I don't believe that Kodak's purchasing or lack thereof will affect Fujifilm. Fuji can continue to make film regardless of what happens to Kodak.
Fujifilm is the exact opposite of Kodak. They successfully moved out of film.
Have you considered that some of the materials Kodak is ordering, in very large quantity, and vital to film production, could simply stop being available if Kodak stopped their orders?
Once understanding this, you must consider how this affects other film producers.
Maybe we should just all buy Kodak film to save Ilford, while ignoring the obvious effects this will have on Ilford. These are stupid, pointless non-photographic discussions, perfectly appropriate Lounge material. Bah...I'm out of this one...
Regarding your comment on whether this is the right forum category, this thread is about industry news. Therefore, this is exactly the appropriate forum category for this discussion.
If you don't want to participate in this particular discussion then why are you even here? Just stay away and save yourself the trouble while leaving the thread to those who are actually interested. What could be simpler than that?
If you want to talk about "pointless", it really is pointless to dictate what topics others may want to discuss, and doubly so if the criticism of a topic is that the discussion is "pointless".
We need Kodak's film division to survive, if it fails it will have a knock on adverse effect on other companies, they need competition to help stimulate the whole film/paper/chemistry market.
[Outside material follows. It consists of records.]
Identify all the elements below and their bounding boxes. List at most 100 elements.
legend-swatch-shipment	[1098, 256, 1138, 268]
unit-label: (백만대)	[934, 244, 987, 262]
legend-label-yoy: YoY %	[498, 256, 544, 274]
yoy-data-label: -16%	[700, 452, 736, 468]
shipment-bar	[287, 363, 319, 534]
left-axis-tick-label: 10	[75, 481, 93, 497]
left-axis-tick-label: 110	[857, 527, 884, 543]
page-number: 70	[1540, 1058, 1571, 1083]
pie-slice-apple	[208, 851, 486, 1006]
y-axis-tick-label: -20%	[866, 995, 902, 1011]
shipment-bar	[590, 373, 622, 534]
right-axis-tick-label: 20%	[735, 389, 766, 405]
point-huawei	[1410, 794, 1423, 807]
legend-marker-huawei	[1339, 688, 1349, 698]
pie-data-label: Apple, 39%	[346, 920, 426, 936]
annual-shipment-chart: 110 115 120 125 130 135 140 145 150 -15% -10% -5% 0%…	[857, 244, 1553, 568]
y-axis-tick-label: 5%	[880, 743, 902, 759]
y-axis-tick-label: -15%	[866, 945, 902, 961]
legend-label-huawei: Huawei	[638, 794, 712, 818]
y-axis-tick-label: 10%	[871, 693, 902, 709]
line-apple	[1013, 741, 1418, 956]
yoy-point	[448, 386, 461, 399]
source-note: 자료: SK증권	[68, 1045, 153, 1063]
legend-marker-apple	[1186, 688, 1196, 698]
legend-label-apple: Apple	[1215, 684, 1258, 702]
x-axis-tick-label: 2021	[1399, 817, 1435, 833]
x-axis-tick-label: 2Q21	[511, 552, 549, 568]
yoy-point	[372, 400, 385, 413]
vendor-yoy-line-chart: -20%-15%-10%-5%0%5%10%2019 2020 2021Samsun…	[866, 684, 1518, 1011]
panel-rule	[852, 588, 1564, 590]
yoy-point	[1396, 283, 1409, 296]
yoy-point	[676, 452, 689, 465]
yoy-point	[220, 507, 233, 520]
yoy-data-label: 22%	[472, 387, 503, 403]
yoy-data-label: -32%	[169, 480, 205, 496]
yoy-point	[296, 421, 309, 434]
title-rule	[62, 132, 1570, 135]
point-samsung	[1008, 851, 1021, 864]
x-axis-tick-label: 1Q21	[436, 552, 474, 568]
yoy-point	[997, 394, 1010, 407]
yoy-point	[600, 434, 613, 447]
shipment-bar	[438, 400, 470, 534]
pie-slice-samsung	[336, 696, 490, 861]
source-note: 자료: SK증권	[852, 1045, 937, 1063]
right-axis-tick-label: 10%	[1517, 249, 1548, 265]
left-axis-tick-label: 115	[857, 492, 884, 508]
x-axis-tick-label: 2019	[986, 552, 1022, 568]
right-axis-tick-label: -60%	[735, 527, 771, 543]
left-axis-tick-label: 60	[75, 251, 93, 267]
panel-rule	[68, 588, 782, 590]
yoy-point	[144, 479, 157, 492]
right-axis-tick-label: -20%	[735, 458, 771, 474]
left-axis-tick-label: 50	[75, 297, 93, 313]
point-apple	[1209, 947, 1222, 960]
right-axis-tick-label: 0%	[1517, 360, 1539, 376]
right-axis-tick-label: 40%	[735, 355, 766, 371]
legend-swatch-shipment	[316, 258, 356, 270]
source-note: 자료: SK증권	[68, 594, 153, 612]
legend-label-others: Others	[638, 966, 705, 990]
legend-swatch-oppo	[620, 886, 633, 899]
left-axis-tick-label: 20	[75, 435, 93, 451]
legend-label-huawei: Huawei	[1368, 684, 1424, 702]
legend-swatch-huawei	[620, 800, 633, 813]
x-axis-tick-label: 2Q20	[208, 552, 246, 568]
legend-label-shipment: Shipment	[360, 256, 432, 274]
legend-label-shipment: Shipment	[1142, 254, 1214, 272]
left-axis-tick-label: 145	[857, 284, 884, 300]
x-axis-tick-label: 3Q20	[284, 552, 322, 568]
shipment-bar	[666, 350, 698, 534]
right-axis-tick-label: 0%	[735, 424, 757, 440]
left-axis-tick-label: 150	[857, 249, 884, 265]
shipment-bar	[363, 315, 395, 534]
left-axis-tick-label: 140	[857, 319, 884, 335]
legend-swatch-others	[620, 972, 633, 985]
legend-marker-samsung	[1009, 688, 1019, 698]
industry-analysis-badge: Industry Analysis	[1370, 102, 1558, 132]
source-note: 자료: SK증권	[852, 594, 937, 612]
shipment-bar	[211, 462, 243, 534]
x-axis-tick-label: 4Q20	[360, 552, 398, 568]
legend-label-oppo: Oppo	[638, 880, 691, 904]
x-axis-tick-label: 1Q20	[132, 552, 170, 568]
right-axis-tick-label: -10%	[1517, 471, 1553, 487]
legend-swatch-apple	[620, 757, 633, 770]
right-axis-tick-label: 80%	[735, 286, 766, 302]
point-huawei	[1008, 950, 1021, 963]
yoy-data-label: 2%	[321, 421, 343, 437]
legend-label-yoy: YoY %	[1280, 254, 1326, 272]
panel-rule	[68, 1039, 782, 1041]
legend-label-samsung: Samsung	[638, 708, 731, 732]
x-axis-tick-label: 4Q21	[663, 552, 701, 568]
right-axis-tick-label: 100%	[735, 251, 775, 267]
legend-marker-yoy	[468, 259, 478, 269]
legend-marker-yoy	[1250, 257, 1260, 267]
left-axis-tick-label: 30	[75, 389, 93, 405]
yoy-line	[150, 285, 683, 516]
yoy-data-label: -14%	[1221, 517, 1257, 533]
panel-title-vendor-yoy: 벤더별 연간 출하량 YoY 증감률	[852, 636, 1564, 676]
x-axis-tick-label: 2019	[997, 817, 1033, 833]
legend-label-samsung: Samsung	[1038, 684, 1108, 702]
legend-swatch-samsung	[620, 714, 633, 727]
Typewriter Correction Fluid, replacement styli for high end phonograph cartridges, buggy whips. Each was at one time, like film, a staple of its respective industry. The place of each in the industrial landscape has been replaced by some other technology. Yet each, like film, is still readily available. Film will be too, for a long, long, time. No matter what happens to Kodak, somebody will make it. Excuse me, please. I'm off to shoot some HP5+. I'll leave it to you captains of industry to advise Kodak on what they should do to keep film alive.
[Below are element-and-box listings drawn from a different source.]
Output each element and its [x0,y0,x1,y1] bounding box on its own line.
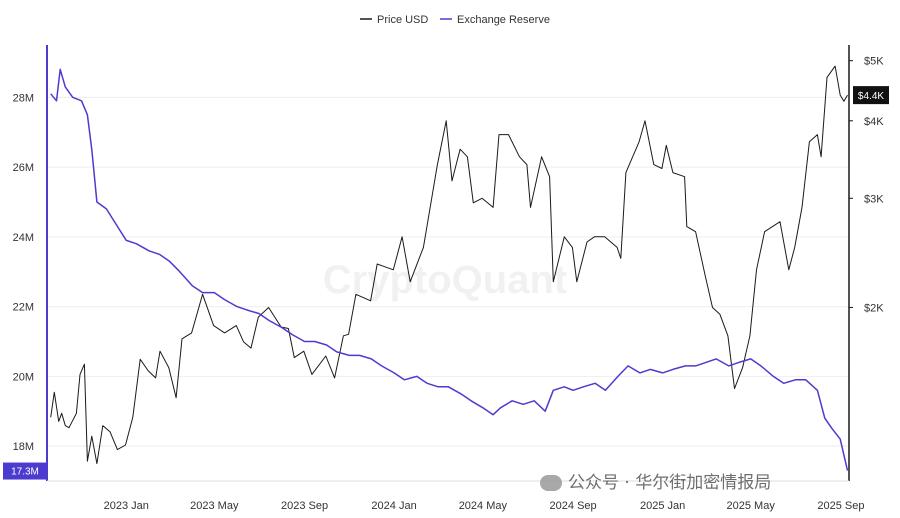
x-tick-label: 2023 May [190,500,239,512]
x-tick-label: 2025 May [727,500,776,512]
y-left-tick-label: 28M [13,92,34,104]
y-left-tick-label: 18M [13,441,34,453]
footer-watermark: 公众号 · 华尔街加密情报局 [540,468,771,493]
y-left-tick-label: 24M [13,232,34,244]
legend-label: Price USD [377,14,428,26]
y-right-tick-label: $4K [864,116,884,128]
wechat-icon [540,475,562,491]
price-current-badge [853,86,889,105]
footer-prefix: 公众号 · [568,473,636,493]
reserve-current-badge [3,462,47,480]
watermark: CryptoQuant [323,258,567,302]
y-left-tick-label: 20M [13,371,34,383]
price-current-label: $4.4K [858,91,884,102]
y-right-tick-label: $3K [864,193,884,205]
axes: 18M 20M 22M 24M 26M 28M $2K $3K $4K $5K 2023 Jan 20… [3,45,889,512]
x-tick-label: 2025 Sep [817,500,864,512]
y-left-tick-label: 26M [13,162,34,174]
y-right-tick-label: $2K [864,302,884,314]
legend-label: Exchange Reserve [457,14,550,26]
legend: Price USD Exchange Reserve [360,14,550,26]
reserve-current-label: 17.3M [11,467,39,478]
x-tick-label: 2024 May [459,500,508,512]
plot-area [50,65,849,471]
series-line-price-usd [50,65,848,465]
x-tick-label: 2024 Jan [371,500,416,512]
x-tick-label: 2023 Sep [281,500,328,512]
y-right-tick-label: $5K [864,56,884,68]
grid-lines [47,96,849,447]
y-left-tick-label: 22M [13,302,34,314]
x-tick-label: 2023 Jan [104,500,149,512]
footer-name: 华尔街加密情报局 [635,473,772,493]
x-tick-label: 2025 Jan [640,500,685,512]
x-tick-label: 2024 Sep [550,500,597,512]
series-line-exchange-reserve [50,68,849,471]
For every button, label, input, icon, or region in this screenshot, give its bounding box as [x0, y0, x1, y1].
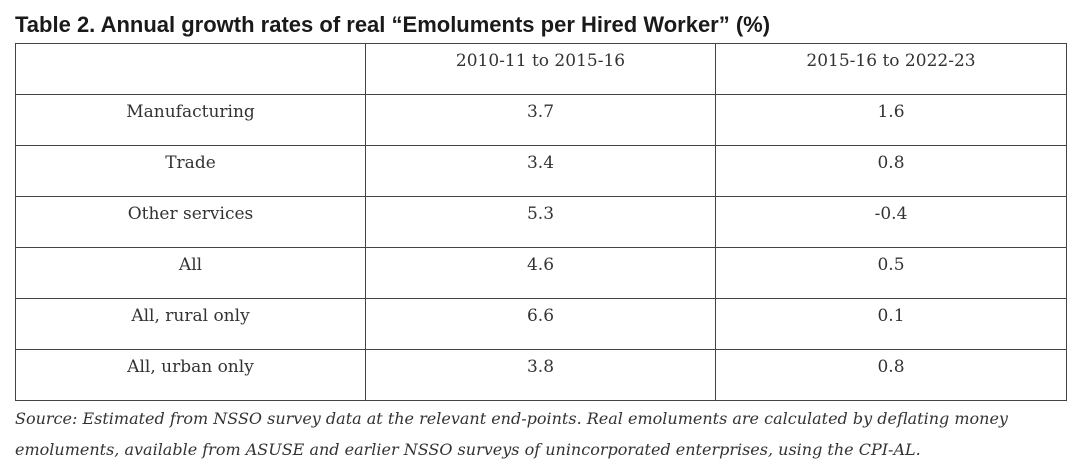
value-period-2: -0.4: [715, 196, 1067, 248]
row-label: All, urban only: [15, 349, 366, 401]
growth-rates-table: 2010-11 to 2015-16 2015-16 to 2022-23 Ma…: [15, 43, 1067, 401]
value-period-1: 4.6: [365, 247, 716, 299]
table-row: All, urban only 3.8 0.8: [15, 349, 1067, 401]
header-cell-period-2: 2015-16 to 2022-23: [715, 43, 1067, 95]
table-header-row: 2010-11 to 2015-16 2015-16 to 2022-23: [15, 43, 1067, 95]
row-label: All: [15, 247, 366, 299]
header-cell-sector: [15, 43, 366, 95]
value-period-2: 1.6: [715, 94, 1067, 146]
value-period-1: 3.7: [365, 94, 716, 146]
row-label: Other services: [15, 196, 366, 248]
header-cell-period-1: 2010-11 to 2015-16: [365, 43, 716, 95]
value-period-1: 3.4: [365, 145, 716, 197]
value-period-1: 3.8: [365, 349, 716, 401]
table-row: All 4.6 0.5: [15, 247, 1067, 299]
value-period-1: 6.6: [365, 298, 716, 350]
row-label: All, rural only: [15, 298, 366, 350]
table-row: Manufacturing 3.7 1.6: [15, 94, 1067, 146]
table-title: Table 2. Annual growth rates of real “Em…: [15, 12, 771, 37]
value-period-2: 0.5: [715, 247, 1067, 299]
row-label: Manufacturing: [15, 94, 366, 146]
value-period-2: 0.8: [715, 145, 1067, 197]
value-period-2: 0.8: [715, 349, 1067, 401]
table-row: Other services 5.3 -0.4: [15, 196, 1067, 248]
table-row: Trade 3.4 0.8: [15, 145, 1067, 197]
row-label: Trade: [15, 145, 366, 197]
source-note: Source: Estimated from NSSO survey data …: [15, 409, 1008, 459]
table-row: All, rural only 6.6 0.1: [15, 298, 1067, 350]
value-period-2: 0.1: [715, 298, 1067, 350]
value-period-1: 5.3: [365, 196, 716, 248]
I can actually buy needles for my gramophone in my town. If I want a stylus for my record player, I have to travel a bit further!
I just confronted this problem in a report I reviewed for paper production (pulp). Over-capacity due to competition has led to both suppliers being so revenue poor that both are closing where one could conceivably operate for quite a while longer, albeit at reduced volumes. Customers left with uncertain supply abandon paper use, opting for other methods of packaging, advertising, etc.
What's happening with Kodak is similar in that no one is re-capitalizing through consolidation.